Sin embargo, dentro de este mundo (casi ‹mondo›, ya puestos) siempre surgen pequeñas joyas reivindicables que, sin aportar nada especialmente arriesgado, muestran una considerable dosis de auto consciencia y, por tanto, voluntad de cambio. Ni que sea a través de pequeñas modificaciones que, aún sin cambiar la apariencia del todo, sí aportan gotas de diferenciación. No es que automáticamente asistamos a una gran obra, pero sí algo que sobresale entre tanta mediocridad.
Este el caso de The House on Sorority Row de Mark Rosman. Cierto es que en su conjunto es fácilmente catalogable como un más de lo mismo: asesino silencioso e implacable, muertes que buscan el ‹rien ne va plus› en lo grotesco, ‹final girl›, destetes gratuitos, algo de sexo y una vinculación con el ‹whodunnit› en busca de otorgar una pizca de suspense en la trama. Pero sin embargo, cada uno de estos elementos, repetimos, presentes, suscitan alguna variación que consigue modificar la sensación final. Especialmente destacable es su posicionamiento respecto a lo femenino. Lejos de otorgar el papel de florero victimario u objeto sexual a la mujer (con la excepción ya dicha de la chica final) el film se centra totalmente en lo femenino, y no solo como víctima propiciatoria sino como motor central de la trama (algo que la emparenta con The Slumber Party Massacre). Con ello, hay una reducción considerable de desnudos fáciles o de sexo gratuito para centrarse más en aspectos más psicológicos. Dicho de otra manera, hay en el film de Rosman una legítima preocupación por ofrecer algo verdaderamente consistente, que se aleje del cliché facilón aunque sea inevitable que algo haya de eso.
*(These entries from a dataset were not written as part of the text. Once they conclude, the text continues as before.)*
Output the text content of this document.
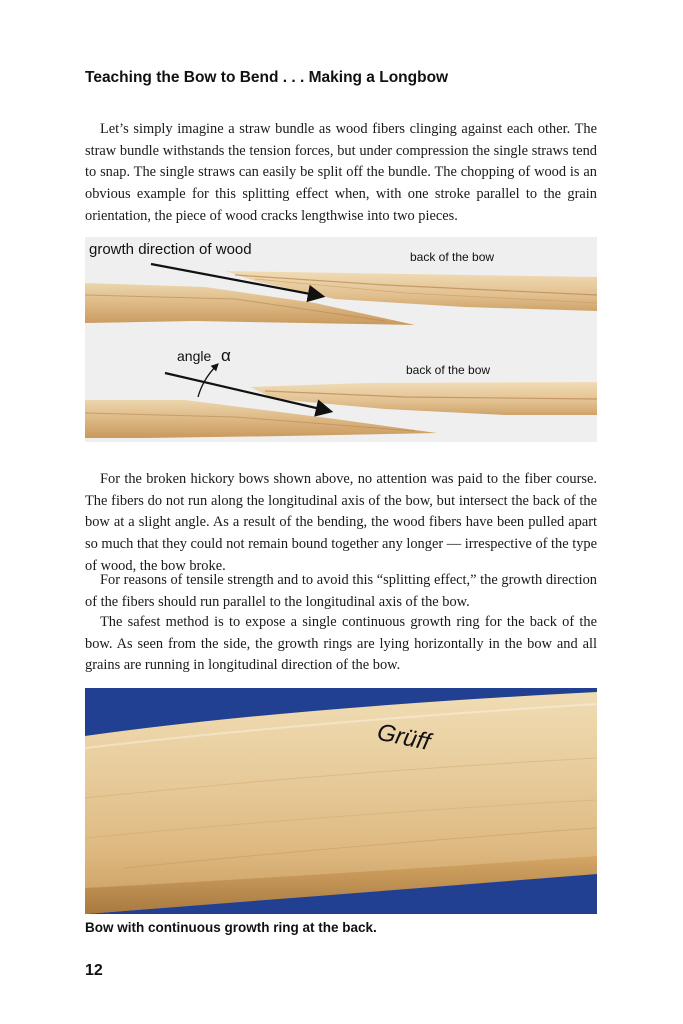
Teaching the Bow to Bend . . . Making a Longbow

Let’s simply imagine a straw bundle as wood fibers clinging against each other. The straw bundle withstands the tension forces, but under compression the single straws tend to snap. The single straws can easily be split off the bundle. The chopping of wood is an obvious example for this splitting effect when, with one stroke parallel to the grain orientation, the piece of wood cracks lengthwise into two pieces.

growth direction of wood	back of the bow
angle α
back of the bow

For the broken hickory bows shown above, no attention was paid to the fiber course. The fibers do not run along the longitudinal axis of the bow, but intersect the back of the bow at a slight angle. As a result of the bending, the wood fibers have been pulled apart so much that they could not remain bound together any longer — irrespective of the type of wood, the bow broke.

For reasons of tensile strength and to avoid this “splitting effect,” the growth direction of the fibers should run parallel to the longitudinal axis of the bow.

The safest method is to expose a single continuous growth ring for the back of the bow. As seen from the side, the growth rings are lying horizontally in the bow and all grains are running in longitudinal direction of the bow.

Grüff
Bow with continuous growth ring at the back.
12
The House on Sorority Row ofrece, además, una suerte de subversión tanto en roles como en entramado. Hay espacio para convertir al grupo de chicas en algo más complejo que un puñado de barbies tontas, mostrándolas por momentos, en lo que podría ser un acerado intento de retrato pos-adolescente, como verdaderamente egoístas, antipáticas y también, por qué no decirlo, profundamente empáticas en lo que hoy conocemos como sororidad, más allá de la denominación universitaria del término. Destacable resulta, así mismo, el hecho de presentar a la presunta asesina ya de entrada como un persona con graves problemas psicológicas, desechando así la imagen de autómata indestructible solo movido por el ansia (a veces incomprensible) de matar. Todo ello sumado a ofrecer un giro final que no sea facilón y, sobre todo, desvirtuador de la coherencia interna del film, más cierto atrevimiento formal en cuanto a desvíos visuales que rayan la psicodelia psicotrópica, hacen de este ‹slasher› un producto que quizás, debido a su presupuesto ajustado, puede parecer algo pobre en cuanto a imagen, pero que sabe sacar jugo de sus recursos e intenta elevarse por encima de la mediocridad imperante del subgénero. Algo, que dicho sea de paso, consigue sobradamente.